XXVI Domenica anno C
Non viene riferito il nome dei primo dei due personaggi messi in scena dalla parabola. La sua identità è quella di un ricco egoista dalla vita gaudente.
Del povero, a differenza del primo personaggio, ci viene detto il nome, Lazzaro, che nella lingua ebraica significa ‘Dio viene in aiuto ’.
La morte di tutti e due i personaggi apre uno scenario sul mondo futuro, dove prosegue la contrapposizione tra i due.
Il rovesciamento di situazione, che mette il povero in posizione privilegiata, grazie all’intervento di Dio, rimanda al Magnificat.
La colorita descrizione del paradiso e dell’inferno, descritti come spazi separati ed incomunicabili, indicano due situazioni opposte: una di beatitudine, l’altra di tormento.
La situazione qui è capovolta rispetto alla terra, perché la logica di Dio è diversa da quella umana.
Tutto quello che dobbiamo sapere su noi stessi e sull’aldilà ci è ripetuto tutti i giorni ‘da Mosè e dai profeti’. E’ questo il motivo per il quale Abramo rifiuta ogni segno miracoloso che sia separato dalla fede e dall’obbedienza alla Legge. La conversione non ha bisogno di segni straordinari, basta ascoltare la Parola e metterla in pratica.
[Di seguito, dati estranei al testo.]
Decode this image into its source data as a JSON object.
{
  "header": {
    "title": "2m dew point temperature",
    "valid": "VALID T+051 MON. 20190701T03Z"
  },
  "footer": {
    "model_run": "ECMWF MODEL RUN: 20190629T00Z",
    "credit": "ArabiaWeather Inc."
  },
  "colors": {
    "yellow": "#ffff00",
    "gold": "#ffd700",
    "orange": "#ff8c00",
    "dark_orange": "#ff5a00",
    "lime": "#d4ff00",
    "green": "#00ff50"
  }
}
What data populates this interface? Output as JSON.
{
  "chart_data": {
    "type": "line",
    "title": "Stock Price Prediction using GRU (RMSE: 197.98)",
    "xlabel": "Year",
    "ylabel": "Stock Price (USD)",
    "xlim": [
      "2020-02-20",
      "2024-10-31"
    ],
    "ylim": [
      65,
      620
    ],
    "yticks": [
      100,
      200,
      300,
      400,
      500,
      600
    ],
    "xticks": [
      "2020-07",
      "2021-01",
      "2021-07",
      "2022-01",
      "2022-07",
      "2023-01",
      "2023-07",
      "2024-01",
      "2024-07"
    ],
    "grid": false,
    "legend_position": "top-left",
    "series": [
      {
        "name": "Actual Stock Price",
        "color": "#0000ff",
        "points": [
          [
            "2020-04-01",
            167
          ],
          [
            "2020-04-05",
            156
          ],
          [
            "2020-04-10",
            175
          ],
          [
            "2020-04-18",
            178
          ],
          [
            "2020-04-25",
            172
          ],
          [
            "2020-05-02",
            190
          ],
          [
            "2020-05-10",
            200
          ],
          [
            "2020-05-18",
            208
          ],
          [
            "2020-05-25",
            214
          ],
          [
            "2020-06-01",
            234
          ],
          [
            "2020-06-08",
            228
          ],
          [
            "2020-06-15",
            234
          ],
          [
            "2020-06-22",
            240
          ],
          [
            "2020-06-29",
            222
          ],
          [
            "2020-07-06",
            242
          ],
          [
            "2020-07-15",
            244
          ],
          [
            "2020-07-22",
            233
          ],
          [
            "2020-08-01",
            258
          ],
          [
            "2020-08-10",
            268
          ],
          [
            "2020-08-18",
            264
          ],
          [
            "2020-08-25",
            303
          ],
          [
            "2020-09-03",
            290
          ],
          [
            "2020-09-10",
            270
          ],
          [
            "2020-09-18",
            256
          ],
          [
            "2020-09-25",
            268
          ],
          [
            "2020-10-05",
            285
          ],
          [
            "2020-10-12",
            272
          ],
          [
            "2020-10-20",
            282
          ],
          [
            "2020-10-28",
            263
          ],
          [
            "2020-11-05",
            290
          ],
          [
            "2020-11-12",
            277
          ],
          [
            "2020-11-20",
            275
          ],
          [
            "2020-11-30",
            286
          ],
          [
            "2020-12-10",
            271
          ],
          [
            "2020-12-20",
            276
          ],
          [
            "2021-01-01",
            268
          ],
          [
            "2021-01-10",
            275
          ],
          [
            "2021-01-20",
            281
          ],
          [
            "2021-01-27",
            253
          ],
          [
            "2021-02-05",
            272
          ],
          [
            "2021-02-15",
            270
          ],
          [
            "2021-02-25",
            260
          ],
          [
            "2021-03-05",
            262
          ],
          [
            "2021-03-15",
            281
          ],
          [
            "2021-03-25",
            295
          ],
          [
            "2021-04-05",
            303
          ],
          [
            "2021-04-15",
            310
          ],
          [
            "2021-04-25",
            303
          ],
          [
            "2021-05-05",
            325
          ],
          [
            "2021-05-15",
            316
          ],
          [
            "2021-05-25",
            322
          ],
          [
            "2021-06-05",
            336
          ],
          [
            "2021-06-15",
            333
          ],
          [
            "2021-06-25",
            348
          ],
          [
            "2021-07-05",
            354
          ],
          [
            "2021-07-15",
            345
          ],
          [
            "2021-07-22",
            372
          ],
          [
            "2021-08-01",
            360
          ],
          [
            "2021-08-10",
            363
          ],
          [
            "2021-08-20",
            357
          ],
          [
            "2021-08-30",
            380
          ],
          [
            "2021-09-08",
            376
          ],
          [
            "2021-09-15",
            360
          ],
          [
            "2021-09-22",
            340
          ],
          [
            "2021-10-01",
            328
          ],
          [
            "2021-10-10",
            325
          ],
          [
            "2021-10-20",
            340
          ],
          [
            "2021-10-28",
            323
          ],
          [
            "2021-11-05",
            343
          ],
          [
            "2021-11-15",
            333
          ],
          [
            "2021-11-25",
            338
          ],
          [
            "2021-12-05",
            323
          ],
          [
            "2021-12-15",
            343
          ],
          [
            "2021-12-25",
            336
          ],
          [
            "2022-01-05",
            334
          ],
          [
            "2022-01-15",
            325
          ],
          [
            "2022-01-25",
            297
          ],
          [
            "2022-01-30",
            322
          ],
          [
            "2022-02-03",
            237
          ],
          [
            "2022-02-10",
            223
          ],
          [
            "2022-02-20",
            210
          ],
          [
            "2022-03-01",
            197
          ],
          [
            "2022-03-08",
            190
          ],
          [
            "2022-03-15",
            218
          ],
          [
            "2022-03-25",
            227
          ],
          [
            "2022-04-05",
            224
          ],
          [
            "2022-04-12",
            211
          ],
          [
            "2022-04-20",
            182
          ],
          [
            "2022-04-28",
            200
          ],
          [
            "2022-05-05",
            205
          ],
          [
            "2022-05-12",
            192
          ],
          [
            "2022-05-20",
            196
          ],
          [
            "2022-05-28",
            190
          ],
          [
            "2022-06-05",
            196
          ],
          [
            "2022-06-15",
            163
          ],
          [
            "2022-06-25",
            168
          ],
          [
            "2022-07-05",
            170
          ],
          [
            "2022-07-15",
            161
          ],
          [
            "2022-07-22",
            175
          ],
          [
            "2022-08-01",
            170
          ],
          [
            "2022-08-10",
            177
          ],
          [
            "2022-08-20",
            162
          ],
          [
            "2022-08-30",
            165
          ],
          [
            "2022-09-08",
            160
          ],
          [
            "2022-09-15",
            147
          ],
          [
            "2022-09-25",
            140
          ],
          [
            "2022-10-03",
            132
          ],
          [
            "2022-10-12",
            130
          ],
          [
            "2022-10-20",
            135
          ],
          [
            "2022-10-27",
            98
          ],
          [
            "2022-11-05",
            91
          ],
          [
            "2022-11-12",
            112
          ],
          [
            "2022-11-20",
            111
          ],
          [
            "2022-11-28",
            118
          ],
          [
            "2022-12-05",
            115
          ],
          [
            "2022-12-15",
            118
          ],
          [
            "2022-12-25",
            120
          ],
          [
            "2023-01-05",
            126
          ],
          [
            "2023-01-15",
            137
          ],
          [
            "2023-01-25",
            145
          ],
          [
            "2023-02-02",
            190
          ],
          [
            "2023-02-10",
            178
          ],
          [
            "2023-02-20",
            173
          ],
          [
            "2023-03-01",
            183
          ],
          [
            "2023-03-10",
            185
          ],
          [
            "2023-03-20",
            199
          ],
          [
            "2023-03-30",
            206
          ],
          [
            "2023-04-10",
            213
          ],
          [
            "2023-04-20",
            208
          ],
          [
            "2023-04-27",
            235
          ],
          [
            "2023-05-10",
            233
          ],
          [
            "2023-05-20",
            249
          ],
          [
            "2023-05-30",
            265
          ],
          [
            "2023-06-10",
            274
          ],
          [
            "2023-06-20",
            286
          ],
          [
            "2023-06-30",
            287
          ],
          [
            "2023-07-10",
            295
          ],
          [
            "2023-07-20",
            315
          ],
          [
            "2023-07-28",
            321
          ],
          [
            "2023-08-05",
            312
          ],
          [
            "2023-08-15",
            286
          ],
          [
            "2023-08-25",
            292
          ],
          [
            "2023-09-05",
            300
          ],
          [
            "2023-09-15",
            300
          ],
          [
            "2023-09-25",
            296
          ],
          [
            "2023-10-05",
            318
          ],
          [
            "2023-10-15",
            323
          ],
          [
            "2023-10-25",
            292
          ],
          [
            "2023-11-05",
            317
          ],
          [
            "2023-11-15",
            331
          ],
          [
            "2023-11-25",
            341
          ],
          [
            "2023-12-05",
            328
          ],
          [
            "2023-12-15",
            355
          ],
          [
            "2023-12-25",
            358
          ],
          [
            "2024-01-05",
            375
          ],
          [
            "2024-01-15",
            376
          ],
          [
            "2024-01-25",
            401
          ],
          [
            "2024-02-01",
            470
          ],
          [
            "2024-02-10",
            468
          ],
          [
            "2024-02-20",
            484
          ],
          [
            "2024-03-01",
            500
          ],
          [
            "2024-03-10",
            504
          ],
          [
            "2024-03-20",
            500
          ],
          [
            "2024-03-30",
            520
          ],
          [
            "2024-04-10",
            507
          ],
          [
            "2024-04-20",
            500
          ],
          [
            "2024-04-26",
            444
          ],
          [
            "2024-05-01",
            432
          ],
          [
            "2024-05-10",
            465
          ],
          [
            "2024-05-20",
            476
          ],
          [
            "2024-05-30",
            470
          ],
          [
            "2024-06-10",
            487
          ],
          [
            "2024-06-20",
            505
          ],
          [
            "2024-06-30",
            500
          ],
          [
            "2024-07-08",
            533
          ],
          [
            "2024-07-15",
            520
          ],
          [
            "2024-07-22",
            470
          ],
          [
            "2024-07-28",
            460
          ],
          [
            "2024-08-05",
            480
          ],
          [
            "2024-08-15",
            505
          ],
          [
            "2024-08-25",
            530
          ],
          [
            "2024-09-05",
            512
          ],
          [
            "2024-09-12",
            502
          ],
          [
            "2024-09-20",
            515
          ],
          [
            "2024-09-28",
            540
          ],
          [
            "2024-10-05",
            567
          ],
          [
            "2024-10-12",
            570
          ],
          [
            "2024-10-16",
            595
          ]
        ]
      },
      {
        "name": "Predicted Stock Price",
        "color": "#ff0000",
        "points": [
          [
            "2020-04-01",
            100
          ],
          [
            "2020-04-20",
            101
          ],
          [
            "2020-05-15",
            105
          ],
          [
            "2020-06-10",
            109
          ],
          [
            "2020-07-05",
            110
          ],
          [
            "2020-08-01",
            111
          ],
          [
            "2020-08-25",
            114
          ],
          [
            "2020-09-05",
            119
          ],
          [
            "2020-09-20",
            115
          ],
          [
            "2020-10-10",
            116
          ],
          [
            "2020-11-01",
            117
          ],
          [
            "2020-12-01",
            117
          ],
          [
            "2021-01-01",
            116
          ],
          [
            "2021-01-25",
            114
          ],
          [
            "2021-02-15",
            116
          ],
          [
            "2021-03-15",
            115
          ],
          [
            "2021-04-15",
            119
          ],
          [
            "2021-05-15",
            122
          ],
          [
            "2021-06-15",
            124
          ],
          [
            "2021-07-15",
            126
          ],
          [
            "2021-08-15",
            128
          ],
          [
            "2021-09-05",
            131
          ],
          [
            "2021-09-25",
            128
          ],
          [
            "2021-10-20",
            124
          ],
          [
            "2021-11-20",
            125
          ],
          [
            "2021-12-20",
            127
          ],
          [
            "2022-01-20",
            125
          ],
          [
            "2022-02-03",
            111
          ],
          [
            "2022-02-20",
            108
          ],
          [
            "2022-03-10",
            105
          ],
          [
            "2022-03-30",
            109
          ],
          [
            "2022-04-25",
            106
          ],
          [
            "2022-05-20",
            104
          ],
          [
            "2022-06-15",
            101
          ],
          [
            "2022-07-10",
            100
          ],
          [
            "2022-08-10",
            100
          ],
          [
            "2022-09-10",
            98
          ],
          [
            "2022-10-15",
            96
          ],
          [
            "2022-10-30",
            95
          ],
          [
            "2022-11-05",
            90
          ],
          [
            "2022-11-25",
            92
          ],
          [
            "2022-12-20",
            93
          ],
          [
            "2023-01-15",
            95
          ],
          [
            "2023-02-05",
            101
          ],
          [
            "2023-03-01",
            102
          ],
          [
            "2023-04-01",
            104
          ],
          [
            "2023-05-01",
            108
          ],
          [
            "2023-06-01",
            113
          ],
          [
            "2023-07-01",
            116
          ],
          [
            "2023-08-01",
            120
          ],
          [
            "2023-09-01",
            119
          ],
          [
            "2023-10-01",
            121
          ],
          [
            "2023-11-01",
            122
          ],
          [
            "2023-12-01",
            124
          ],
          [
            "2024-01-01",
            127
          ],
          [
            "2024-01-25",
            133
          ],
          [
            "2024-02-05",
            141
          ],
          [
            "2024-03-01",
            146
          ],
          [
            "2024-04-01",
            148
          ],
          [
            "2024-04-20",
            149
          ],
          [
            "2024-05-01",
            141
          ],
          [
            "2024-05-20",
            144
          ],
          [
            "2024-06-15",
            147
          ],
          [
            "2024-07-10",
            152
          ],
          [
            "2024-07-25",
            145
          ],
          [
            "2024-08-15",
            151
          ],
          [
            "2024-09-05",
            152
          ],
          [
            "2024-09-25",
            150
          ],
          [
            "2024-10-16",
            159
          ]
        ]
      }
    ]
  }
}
Il ricco ‘epulone’ e i suoi fratelli, avendo attaccato il cuore alla ricchezza, si sono comportati in modo sbagliato: la ricchezza e i piacere della vita hanno soffocato la Parola di Dio seminata nel cuore e le hanno impedito di cambiare la loto mentalità.
Come potrebbe un ricco essere toccato dal messaggio e dalla risurrezione di Gesù.
Luca risponde che il comportamento del ricco, nel presente, verso il fratello povero, condiziona il suo futuro, fino a trovarsi separato da Lazzaro da un confine invalicabile. Su questa strada invece il povero ottiene la salvezza, perché la sofferenza e il rifiuto di cui è vittima lo assimila a Gesù, la cui figura si profila chiaramente dietro a Lazzaro.
In questa parabola Gesù non denuncia tanto la ricchezza, ma la grettezza d’animo a cui l’assolutizzazione della ricchezza può portare.